Подвернулся нам рейс. То ли сам подвернулся, то ли так обстоятельства сошлись. Но надо было отвезти груз одного «Заказчика» в Сыктывкар, а на обратном пути забрать в Печору груз другого «Заказчика». Увы, названия этих контор я сейчас уже и не вспомню. Весна, март месяц, солнышко сияет. Я, как второй пилот в экипаже МИ-6, загрузил вертолёт до Сыктывкара. Вернее, грузчики всякие ящики загрузили под моим руководством, поскольку я отвечаю за расчёт загрузки и центровку вертолёта. Загрузились, закрепили груз сетками, машина заправлена до девяти с половиной тонн. Взлётная масса получается сорок две с половиной тонны. Экипаж сегодня у нас усиленный, проверяющий на борту. Типа, проверяет технику пилотирования меня, второго пилота и командира, а второй проверяющий, инженер лётного отряда, проверяет, как работает в полёте бортмеханик. Нам нужны были проверяющие, не столько для полёта, а чтобы съездить вместе с командиром, Леонидом Владимировичем, на склад-автостоянку, получить легковую машину, проверить её и перегнать в аэропорт в Сыктывкаре, поскольку мой командир лётчик хоть и опытный, но автомобилист пока ещё никакой. Потому проверяющие соображали не только в авиации, но и были опытными автолюбителями, со стажем.
Значит, отправляемся в Сыктывкар. Запустились, прогрели двигатели, все системы, всё проверили, и порулили на старт. На взлётной полосе выполнили контрольное висение. Причём, выполнял его я. Как-никак, летаю вторым пилотом уже почти четыре года. Налёт уже около двух тысяч часов, точнее не помню. Командир после контрольного висения говорит по СПУ (самолётно-переговорному устройству): «Взлёт по самолётному, пилотирует справа (то есть я), контроль слева (то есть он)! Давай, Саня, повнимательнее, машина тяжёлая. Я подстрахую!». Нормально так взлетели. Плавный разгон, отрыв с трёх точек шасси, и не меняя тангажа, строго выдерживая курс, на взлётном режиме пошли в небо. Скорость и высота быстро нарастают, земля плавно уходит вниз и назад, горизонт перед глазами расступается. Мы в небе. Убрал взлётный режим двигателей, набираем высоту двести метров, одновременно доворачиваем на курс отхода и разгоняем скорость до 220 километров в час. Командир убрал руки с «ручки» и «шаг-газа», а ноги с педалей, и с улыбкой говорит: «Ну, Саня, крути баранку до самого Сыктывкара (а это, примерно, два часа и двадцать минут полёта, смотря какой ветер на высоте), ты ведь любишь летать! Давай, работай!». А мне что, я действительно люблю пилотировать, хлебом не корми.

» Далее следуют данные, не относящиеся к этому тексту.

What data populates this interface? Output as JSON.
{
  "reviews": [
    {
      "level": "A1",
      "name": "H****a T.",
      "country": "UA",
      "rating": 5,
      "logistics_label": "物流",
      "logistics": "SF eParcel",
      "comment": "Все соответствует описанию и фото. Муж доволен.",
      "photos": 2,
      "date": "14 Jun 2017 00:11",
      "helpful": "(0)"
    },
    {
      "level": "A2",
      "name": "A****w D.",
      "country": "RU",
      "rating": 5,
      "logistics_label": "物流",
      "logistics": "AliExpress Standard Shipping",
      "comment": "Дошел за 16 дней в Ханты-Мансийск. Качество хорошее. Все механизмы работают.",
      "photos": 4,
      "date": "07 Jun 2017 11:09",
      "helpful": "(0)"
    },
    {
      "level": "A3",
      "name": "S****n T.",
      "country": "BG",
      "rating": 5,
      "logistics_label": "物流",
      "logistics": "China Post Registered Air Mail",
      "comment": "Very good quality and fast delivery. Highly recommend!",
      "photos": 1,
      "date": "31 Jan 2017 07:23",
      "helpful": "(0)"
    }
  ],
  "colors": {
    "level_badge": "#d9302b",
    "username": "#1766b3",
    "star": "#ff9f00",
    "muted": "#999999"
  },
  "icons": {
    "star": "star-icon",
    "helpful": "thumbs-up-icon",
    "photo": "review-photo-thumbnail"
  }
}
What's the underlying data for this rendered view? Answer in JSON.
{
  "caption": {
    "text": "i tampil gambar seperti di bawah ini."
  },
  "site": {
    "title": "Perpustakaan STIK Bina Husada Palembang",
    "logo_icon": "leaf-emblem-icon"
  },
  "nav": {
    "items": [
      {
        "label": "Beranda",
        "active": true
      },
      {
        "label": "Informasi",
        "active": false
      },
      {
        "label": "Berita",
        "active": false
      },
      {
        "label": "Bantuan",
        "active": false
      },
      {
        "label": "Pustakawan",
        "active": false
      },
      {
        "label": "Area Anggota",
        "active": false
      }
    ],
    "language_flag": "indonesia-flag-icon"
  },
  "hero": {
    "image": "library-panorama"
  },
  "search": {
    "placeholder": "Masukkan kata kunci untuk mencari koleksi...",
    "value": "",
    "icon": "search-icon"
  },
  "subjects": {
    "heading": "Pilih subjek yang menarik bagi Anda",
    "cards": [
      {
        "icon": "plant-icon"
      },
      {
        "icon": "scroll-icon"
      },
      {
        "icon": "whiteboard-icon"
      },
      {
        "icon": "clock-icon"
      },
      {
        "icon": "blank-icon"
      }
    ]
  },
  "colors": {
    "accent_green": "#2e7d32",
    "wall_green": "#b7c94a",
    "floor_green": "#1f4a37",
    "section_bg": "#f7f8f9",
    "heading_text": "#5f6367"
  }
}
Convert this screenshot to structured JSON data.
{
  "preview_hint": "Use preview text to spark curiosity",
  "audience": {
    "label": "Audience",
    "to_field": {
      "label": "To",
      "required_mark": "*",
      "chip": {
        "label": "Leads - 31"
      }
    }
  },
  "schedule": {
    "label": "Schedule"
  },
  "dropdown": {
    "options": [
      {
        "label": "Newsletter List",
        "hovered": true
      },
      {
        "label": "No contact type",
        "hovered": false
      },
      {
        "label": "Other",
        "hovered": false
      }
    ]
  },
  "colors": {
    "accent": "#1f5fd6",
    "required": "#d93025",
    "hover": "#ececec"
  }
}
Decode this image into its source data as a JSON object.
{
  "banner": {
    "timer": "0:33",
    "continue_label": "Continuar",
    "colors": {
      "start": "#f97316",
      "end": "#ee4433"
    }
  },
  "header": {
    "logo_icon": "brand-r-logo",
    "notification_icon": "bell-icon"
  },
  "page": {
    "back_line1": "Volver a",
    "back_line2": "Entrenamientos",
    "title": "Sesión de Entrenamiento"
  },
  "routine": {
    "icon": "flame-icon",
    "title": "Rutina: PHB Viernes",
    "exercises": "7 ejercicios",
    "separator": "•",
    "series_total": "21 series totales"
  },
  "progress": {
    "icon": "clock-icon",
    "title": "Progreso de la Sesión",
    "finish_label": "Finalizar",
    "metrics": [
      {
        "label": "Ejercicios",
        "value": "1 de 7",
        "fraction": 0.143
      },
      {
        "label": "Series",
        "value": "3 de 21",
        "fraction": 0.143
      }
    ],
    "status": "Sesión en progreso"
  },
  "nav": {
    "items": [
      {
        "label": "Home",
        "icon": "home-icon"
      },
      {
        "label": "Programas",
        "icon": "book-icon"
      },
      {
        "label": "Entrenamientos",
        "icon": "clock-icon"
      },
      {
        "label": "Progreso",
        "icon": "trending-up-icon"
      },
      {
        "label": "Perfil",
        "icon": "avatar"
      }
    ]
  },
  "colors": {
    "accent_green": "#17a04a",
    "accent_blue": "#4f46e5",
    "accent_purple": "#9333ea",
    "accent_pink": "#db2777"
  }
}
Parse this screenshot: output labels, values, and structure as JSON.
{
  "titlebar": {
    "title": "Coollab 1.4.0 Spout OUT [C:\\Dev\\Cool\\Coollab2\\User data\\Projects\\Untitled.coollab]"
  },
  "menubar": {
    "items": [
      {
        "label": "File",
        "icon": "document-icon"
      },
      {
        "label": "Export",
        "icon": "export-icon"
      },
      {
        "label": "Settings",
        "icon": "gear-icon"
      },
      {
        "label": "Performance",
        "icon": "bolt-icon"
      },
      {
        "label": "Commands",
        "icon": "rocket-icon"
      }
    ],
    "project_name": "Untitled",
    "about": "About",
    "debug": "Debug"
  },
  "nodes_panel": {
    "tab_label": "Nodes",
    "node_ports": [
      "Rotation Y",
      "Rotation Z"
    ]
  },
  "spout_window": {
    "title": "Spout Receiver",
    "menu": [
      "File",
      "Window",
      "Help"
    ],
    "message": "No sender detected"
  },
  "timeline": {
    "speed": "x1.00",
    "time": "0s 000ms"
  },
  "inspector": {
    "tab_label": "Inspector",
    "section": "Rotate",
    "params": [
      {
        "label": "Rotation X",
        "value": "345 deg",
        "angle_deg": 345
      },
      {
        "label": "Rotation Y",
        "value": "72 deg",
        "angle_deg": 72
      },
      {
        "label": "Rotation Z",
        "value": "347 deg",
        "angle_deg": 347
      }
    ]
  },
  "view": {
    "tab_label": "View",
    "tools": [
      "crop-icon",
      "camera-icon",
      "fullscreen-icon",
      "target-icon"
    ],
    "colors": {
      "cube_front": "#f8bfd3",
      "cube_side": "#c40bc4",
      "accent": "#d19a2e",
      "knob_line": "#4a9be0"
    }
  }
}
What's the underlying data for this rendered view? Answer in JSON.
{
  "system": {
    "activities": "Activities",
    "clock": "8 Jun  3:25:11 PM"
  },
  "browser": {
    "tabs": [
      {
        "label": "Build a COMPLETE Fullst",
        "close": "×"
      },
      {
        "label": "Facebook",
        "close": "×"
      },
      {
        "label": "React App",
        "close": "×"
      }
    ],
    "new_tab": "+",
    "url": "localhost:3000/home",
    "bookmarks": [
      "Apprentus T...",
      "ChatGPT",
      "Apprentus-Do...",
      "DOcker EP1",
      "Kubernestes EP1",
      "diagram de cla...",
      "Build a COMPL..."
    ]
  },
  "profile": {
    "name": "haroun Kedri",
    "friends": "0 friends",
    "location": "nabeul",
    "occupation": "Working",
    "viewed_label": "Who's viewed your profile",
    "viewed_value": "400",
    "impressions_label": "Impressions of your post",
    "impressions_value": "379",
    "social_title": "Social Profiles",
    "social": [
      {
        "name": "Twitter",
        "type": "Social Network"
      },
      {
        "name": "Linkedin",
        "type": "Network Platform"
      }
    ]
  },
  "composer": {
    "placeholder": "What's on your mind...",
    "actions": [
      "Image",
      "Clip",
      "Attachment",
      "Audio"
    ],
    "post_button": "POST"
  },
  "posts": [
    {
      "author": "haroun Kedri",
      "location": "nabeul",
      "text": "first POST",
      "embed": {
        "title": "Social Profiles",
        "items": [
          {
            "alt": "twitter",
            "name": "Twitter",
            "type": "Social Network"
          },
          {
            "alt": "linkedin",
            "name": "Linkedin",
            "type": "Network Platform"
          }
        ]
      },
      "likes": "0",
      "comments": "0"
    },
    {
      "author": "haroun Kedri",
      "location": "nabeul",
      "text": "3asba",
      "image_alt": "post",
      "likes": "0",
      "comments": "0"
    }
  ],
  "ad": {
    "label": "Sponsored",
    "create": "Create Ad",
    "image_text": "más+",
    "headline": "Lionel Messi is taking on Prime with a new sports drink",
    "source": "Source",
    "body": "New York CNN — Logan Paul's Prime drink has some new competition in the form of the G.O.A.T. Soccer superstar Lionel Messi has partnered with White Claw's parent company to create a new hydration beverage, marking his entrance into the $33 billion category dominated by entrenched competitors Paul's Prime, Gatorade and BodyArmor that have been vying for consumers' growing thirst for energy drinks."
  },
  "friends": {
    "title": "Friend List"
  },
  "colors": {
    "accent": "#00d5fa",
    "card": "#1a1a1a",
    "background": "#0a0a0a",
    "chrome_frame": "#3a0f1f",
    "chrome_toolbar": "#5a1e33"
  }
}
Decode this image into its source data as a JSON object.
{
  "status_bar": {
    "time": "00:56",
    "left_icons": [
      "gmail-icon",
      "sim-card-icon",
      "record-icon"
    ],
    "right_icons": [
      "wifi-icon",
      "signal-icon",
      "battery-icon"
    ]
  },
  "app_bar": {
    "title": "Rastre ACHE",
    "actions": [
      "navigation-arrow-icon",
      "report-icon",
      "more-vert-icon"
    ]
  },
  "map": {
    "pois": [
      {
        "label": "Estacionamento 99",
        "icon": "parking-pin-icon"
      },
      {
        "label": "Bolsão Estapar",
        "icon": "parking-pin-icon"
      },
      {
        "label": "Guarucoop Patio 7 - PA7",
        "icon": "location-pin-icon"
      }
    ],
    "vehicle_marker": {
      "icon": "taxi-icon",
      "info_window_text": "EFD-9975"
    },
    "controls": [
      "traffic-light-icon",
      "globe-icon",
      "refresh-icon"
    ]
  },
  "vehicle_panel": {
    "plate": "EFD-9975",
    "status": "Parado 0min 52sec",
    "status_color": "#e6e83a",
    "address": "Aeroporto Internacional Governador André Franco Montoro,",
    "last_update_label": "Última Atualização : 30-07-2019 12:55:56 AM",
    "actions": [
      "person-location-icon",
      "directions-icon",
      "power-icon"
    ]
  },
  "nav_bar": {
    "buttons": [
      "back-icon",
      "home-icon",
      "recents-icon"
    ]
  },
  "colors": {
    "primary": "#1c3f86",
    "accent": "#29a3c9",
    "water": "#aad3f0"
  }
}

Удаление от аэродрома 30 километров, перешли на частоту диспетчера «Печора-район», заняли высоту 500 метров по приведённому давлению, и поехали к Сыктывкару, что прячется от нас за далёким горизонтом и бескрайними лесами.
Прилетели в Сыктывкар, зашли на полосу. Командир доверил мне и посадку по самолётному (то есть с пробегом), тем более, вертолёт стал почти на пять тонн легче. Естественно, командир перед посадкой, при чтении контрольных карт, сказал: «Посадка по самолётному, пилотирует справа, контроль слева!». Сели, зарулили на перрон, встали по разметке на стоянку, охладили двигатели, выключились. Отцы-командиры, проверяющие, уехали в город за новым автомобилем, а я занялся разгрузкой и погрузкой с помощью грузчика и бортрадиста. Бортмеханик занят осмотром вертолёта и заправкой его на обратный рейс. Штурман ушёл в аэропорт, благо мы стоим недалеко от здания. Там он, в штурманской комнате, дождётся командиров, они примут решение на вылет и пригонят новенькие «Жигули» к вертолёту.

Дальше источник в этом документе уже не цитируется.